Dimethyl fumarate (DMF) is an orally active and brain-penetrant Nrf2 activator and induces upregulation of antioxidant gene expression. Dimethyl fumarate induces necroptosis in colon cancer cells through GSH depletion/ROS increase/MAPKs activation pathway, and also induces cell autophagy. Dimethyl fumarate can be used for multiple sclerosis research^[1][2]. In Vitro: Dimethyl fumarate (DMF; 20-200 μM; 24 hours) treatment dose-dependently reduces the viability of SGC-7901, HT29, HCT116 and CT26 cancer cells^[1].

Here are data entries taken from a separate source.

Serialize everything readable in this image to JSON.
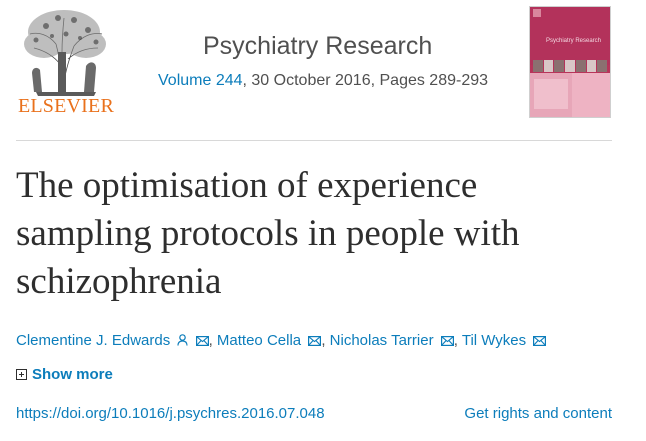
{
  "publisher": {
    "logo_word": "ELSEVIER"
  },
  "journal": {
    "name": "Psychiatry Research",
    "volume_link": "Volume 244",
    "issue_rest": ", 30 October 2016, Pages 289-293",
    "cover_title": "Psychiatry Research"
  },
  "article": {
    "title": "The optimisation of experience sampling protocols in people with schizophrenia"
  },
  "authors": [
    {
      "name": "Clementine J. Edwards",
      "icons": [
        "person-icon",
        "envelope-icon"
      ]
    },
    {
      "name": "Matteo Cella",
      "icons": [
        "envelope-icon"
      ]
    },
    {
      "name": "Nicholas Tarrier",
      "icons": [
        "envelope-icon"
      ]
    },
    {
      "name": "Til Wykes",
      "icons": [
        "envelope-icon"
      ]
    }
  ],
  "links": {
    "show_more": "Show more",
    "doi": "https://doi.org/10.1016/j.psychres.2016.07.048",
    "rights": "Get rights and content"
  },
  "colors": {
    "link": "#0c7dbb",
    "brand": "#e9711c",
    "text": "#2e2e2e",
    "cover": "#b3325b"
  }
}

Dimethyl fumarate (DMF; 100 μM; 3-24 hours) significantly activates JNK, p38 and ERK in CT26 cells^[1].
Dimethyl fumarate induces necroptosis in colon cancer cells and the mechanism involves GSH depletion, an increase in ROS and activation of MAPKs-mediated signalling^[1].
Dimethyl fumarate inhibits dendritic cell (DC) maturation by reducing inflammatory cytokine production (IL-12 and IL-6) and the expression of MHC class II, CD80, and CD86. Dimethyl fumarate impairs NF-κB signaling via reduced p65 nuclear translocalization and phosphorylation. Dimethyl fumarate inhibits maturation of DCs and subsequently Th1 and Th17 cell differentiation by suppression of both NF-κB and ERK1/2-MSK1 signaling^[2].
Dimethyl fumarate (DMF), an immune modulator and inducer of the antioxidant response, suppresses HIV replication and neurotoxin release^[3]. In Vivo: Dimethyl fumarate (DMF; 50 mg/kg; oral gavage; daily; for 7 days) treatment is shown to upregulate the mRNA and protein levels of Nrf2 and Nrf2-regulated cytoprotective genes, attenuate 6-OHDA induced striatal oxidative stress and inflammation in C57BL/6 mice^[4].